To study the thermal unfolding and domain structure of the E98K Tpm mutant in detail, we applied DSC, the method allowing for the deconvolution of the thermal unfolding curve into individual thermal transitions (calorimetric domains) in the Tpm molecule. The heat-induced unfolding of WT Tpm and E98K Tpm species was fully reversible, thus making possible further deconvolution analysis of their DSC curves. Figure 3A,B show DSC profiles for E98K Tpm in its entirely reduced state, compared with that for reduced WT Tpm, and the results of their deconvolution into individual thermal transitions corresponding to separate calorimetric domains in the molecule. The main calorimetric parameters for these domains (T_m and ΔH_cal) are summarized in Table 1.

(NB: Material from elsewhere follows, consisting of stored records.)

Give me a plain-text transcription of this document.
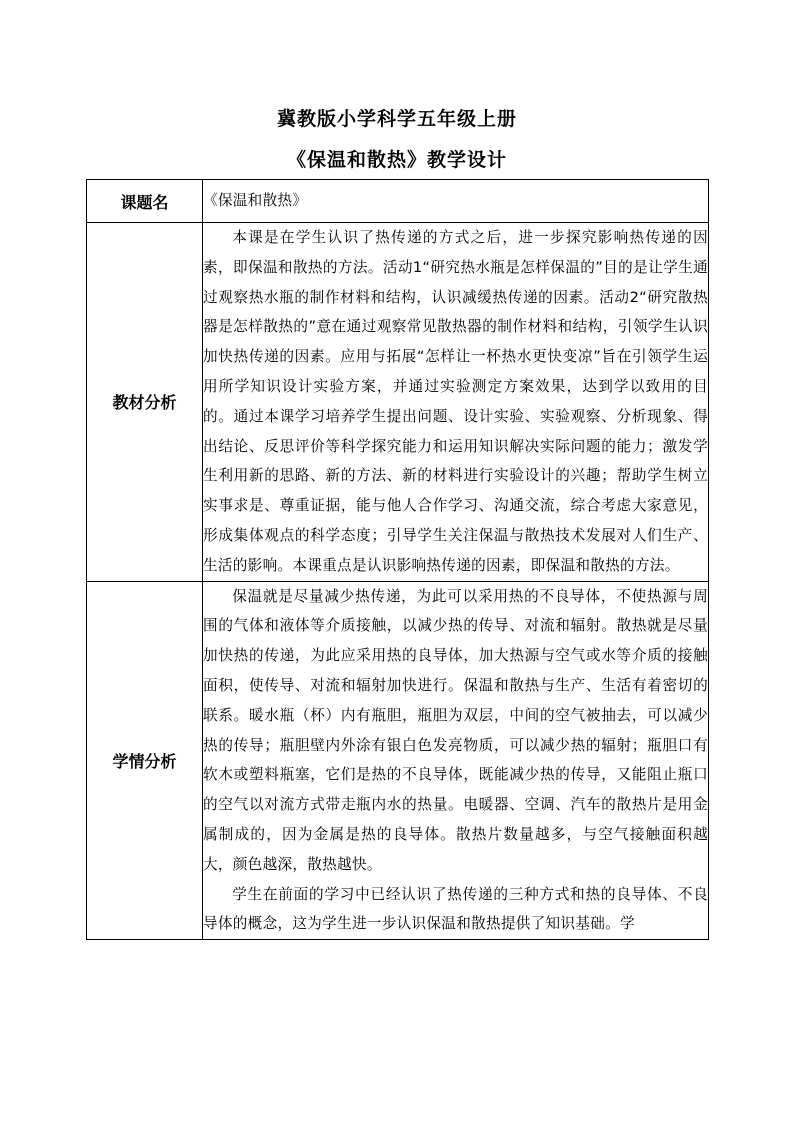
冀教版小学科学五年级上册
《保温和散热》教学设计
课题名	《保温和散热》

教材分析	本课是在学生认识了热传递的方式之后，进一步探究影响热传递的因素，即保温和散热的方法。活动1“研究热水瓶是怎样保温的”目的是让学生通过观察热水瓶的制作材料和结构，认识减缓热传递的因素。活动2“研究散热器是怎样散热的”意在通过观察常见散热器的制作材料和结构，引领学生认识加快热传递的因素。应用与拓展“怎样让一杯热水更快变凉”旨在引领学生运用所学知识设计实验方案，并通过实验测定方案效果，达到学以致用的目的。通过本课学习培养学生提出问题、设计实验、实验观察、分析现象、得出结论、反思评价等科学探究能力和运用知识解决实际问题的能力；激发学生利用新的思路、新的方法、新的材料进行实验设计的兴趣；帮助学生树立实事求是、尊重证据，能与他人合作学习、沟通交流，综合考虑大家意见，形成集体观点的科学态度；引导学生关注保温与散热技术发展对人们生产、生活的影响。本课重点是认识影响热传递的因素，即保温和散热的方法。

学情分析	保温就是尽量减少热传递，为此可以采用热的不良导体，不使热源与周围的气体和液体等介质接触，以减少热的传导、对流和辐射。散热就是尽量加快热的传递，为此应采用热的良导体，加大热源与空气或水等介质的接触面积，使传导、对流和辐射加快进行。保温和散热与生产、生活有着密切的联系。暖水瓶（杯）内有瓶胆，瓶胆为双层，中间的空气被抽去，可以减少热的传导；瓶胆壁内外涂有银白色发亮物质，可以减少热的辐射；瓶胆口有软木或塑料瓶塞，它们是热的不良导体，既能减少热的传导，又能阻止瓶口的空气以对流方式带走瓶内水的热量。电暖器、空调、汽车的散热片是用金属制成的，因为金属是热的良导体。散热片数量越多，与空气接触面积越大，颜色越深，散热越快。

学生在前面的学习中已经认识了热传递的三种方式和热的良导体、不良导体的概念，这为学生进一步认识保温和散热提供了知识基础。学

Both WT Tpm and E98K Tpm in the reduced state demonstrated three calorimetric domains on their DSC curves (Figure 3A,B). Two of them, domains 2 and 3, were assigned in previous DSC studies of WT Tpm to the thermal unfolding of the C- and N-terminal parts of the Tpm molecule, respectively [11,20]; as for the least thermostable domain 1, it was supposed to correspond to the melting of some other parts of the molecule, such as its middle part or the head-to-tail overlap junction between the N- and C-termini of neighbor Tpm molecules [20,21]. The E98K mutation caused significant changes in the thermal unfolding of the Tpm molecule: it strongly destabilized calorimetric domain 2 by shifting its thermal transition by more than 4 °C to a lower temperature and stabilized calorimetric domain 3 by increasing its transition temperature by 2.2 °C (Figure 3B, Table 1).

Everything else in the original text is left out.